Microsoft-owned GitHub Lays Off 142 Engineers From Its India Offices

After big-tech had laid off employees by the thousands last year, their subsidiaries are now jettisoning roles too.

Microsoft-owned GitHub has fired 142 employees in India. These employees were chiefly in engineering roles. Another 40-odd people were reportedly laid off from its Programs and Product teams.

GitHub confirmed the layoffs. “As part of the reorganization plan shared in February, workforce reductions were made today as part of difficult but necessary decisions and realignments to both protect the health of our business in the short term and grant us the capacity to invest in our long-term strategy moving forward,” a company spokesperson said.

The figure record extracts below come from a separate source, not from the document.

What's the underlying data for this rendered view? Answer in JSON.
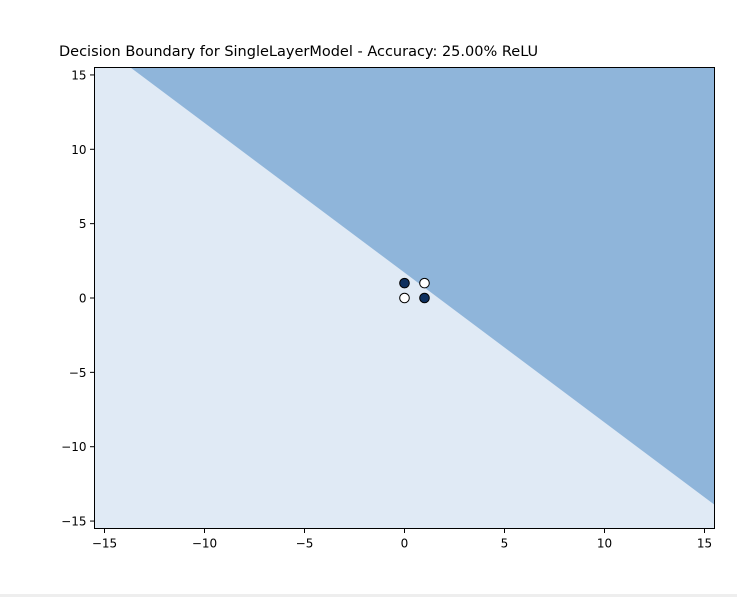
{
  "chart_data": {
    "type": "scatter",
    "title": "Decision Boundary for SingleLayerModel - Accuracy: 25.00% ReLU",
    "xlabel": "",
    "ylabel": "",
    "xlim": [
      -15.5,
      15.5
    ],
    "ylim": [
      -15.5,
      15.5
    ],
    "xticks": [
      -15,
      -10,
      -5,
      0,
      5,
      10,
      15
    ],
    "yticks": [
      -15,
      -10,
      -5,
      0,
      5,
      10,
      15
    ],
    "xtick_labels": [
      "−15",
      "−10",
      "−5",
      "0",
      "5",
      "10",
      "15"
    ],
    "ytick_labels": [
      "−15",
      "−10",
      "−5",
      "0",
      "5",
      "10",
      "15"
    ],
    "grid": false,
    "decision_boundary": {
      "line": [
        [
          -13.7,
          15.5
        ],
        [
          15.5,
          -13.9
        ]
      ],
      "class_1_region": "upper-right",
      "class_0_region": "lower-left",
      "class_1_color": "#8fb5da",
      "class_0_color": "#e0eaf5"
    },
    "points": [
      {
        "x": 0,
        "y": 0,
        "class": 0,
        "color": "#ffffff"
      },
      {
        "x": 0,
        "y": 1,
        "class": 1,
        "color": "#0d2f5e"
      },
      {
        "x": 1,
        "y": 0,
        "class": 1,
        "color": "#0d2f5e"
      },
      {
        "x": 1,
        "y": 1,
        "class": 0,
        "color": "#ffffff"
      }
    ]
  }
}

“A total of 142 engineers were let go at GitHub India yesterday (Monday). Laid-off employees have been given two months’ pay as severance,” a source said. “Whole engineering team was asked to leave. Hundreds of engineers have been impacted. It was not performance related,” they added.

“There were separate calls and the global lead of each team informed about the decision. All our team leaders from India were also asked to move on from the company. We were asked to resign by 5 pm yesterday [March 27],” another employee said.

Last month, GitHub had announced it would be reducing 10% of its workforce. The company had 3,000 employees globally. GitHub’s parent company, Microsoft, had laid off 10,000 employees last year which had represented 5% of its workforce.

Microsoft had acquired GitHub in 2018. The move has largely been seen as a masterstroke — not only does GitHub now make $1 billion in annual revenue, but along with GitHub, Microsoft got access to the code that was on the site. This code was used to develop AI-based coding techniques such as Copilot, and given Microsoft’s investment in OpenAI, could also be used to build ChatGPT’s coding abilities.

But GitHub now choosing to eliminate its entire India engineering and product teams is a sign that there might be more pain in the offing for Indian tech workers. The layoffs had begun last year with big-tech names like Google, Facebook, Amazon and Microsoft laying off workers. The layoffs had then spread to Indian unicorns, and more than a dozen Indian unicorns has laid off employees in India. IT services major Accenture too has hinted that it would lay off Indian employees. And with smaller tech companies also reducing their tech teams, Indian tech workers will find few places to hide as they try to see out the ongoing macroeconomic tech storm.